Cupich then proposed instead a model using the metropolitan bishop — a senior bishop responsible for several dioceses — to handle allegations against bishops under his jurisdiction. In the interview, Cupich suggested the “metropolitan model” had gained favor at the Holy See, saying he expected the overall framework Francis would propose would use this existing church structure along with lay participation to ensure their expertise is included and transparency in the process.
“Whatever framework is going to be put together for us … there has to be in the involvement of lay experts to make sure that there’s full visibility by the people of God,” he said. “And then it has to be done in a collegial manner” using the existing structure of what the Church already has in place.
Cupich said victims also will be part of the summit, both in their presence and through video testimony. But he also was the lead signatory on a recent letter that urged attendees to meet with victims “to learn firsthand the suffering they have endured.”
“My experience in 20 years of being a bishop — and I’ve met with scores of victims — is that it’s those personal encounters that are transformative, not in a group session,” he said.
Francis has sought to lower expectations for the summit, saying last month that the “problem of abuse will continue” because “it’s a human problem.” He said he wanted to sensitize church leaders around the globe to the pain of victims, instruct them how to investigate cases and develop general protocols for the entire hierarchy to use.

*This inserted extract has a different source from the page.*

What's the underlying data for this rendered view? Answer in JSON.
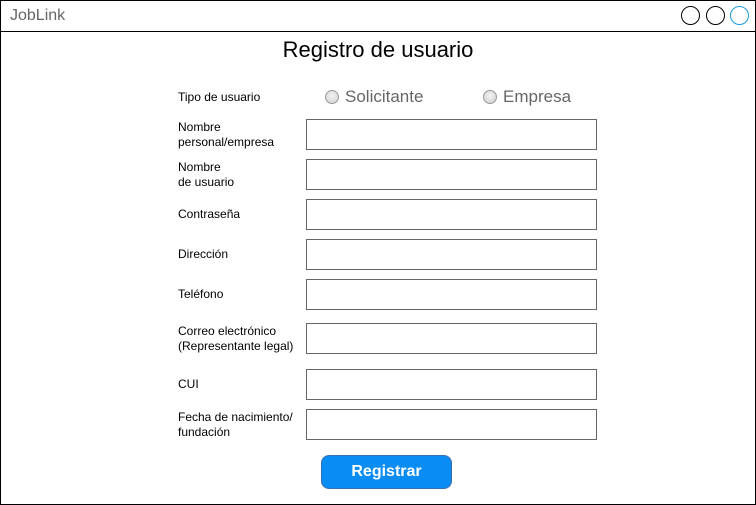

Francis in September summoned the presidents of bishops’ conferences for the summit after realizing that church leaders in some parts of the world still didn’t “get it.” In fact, more than 30 years after the scandal first erupted in Ireland and Australia and 20 years after it hit the U.S., bishops in many parts of Europe, Latin America, Africa and Asia either deny the problem exists in their regions or downplay it.
Cupich, considered a moderate who was Francis’s first major U.S. appointment, said it’s inevitable that some will see the outcome of the summit as a referendum on Francis that correspondingly places a burden on the cardinal’s shoulders. The letter he signed also included a warning that a failure to deal with abuse now will jeopardize the Church’s mission globally.
“We’ve got to be detached from that personal credit or blame because the real issue is what’s at stake for the Church,” he said. “I really do want to put the emphasis on the victims and not our reputation.”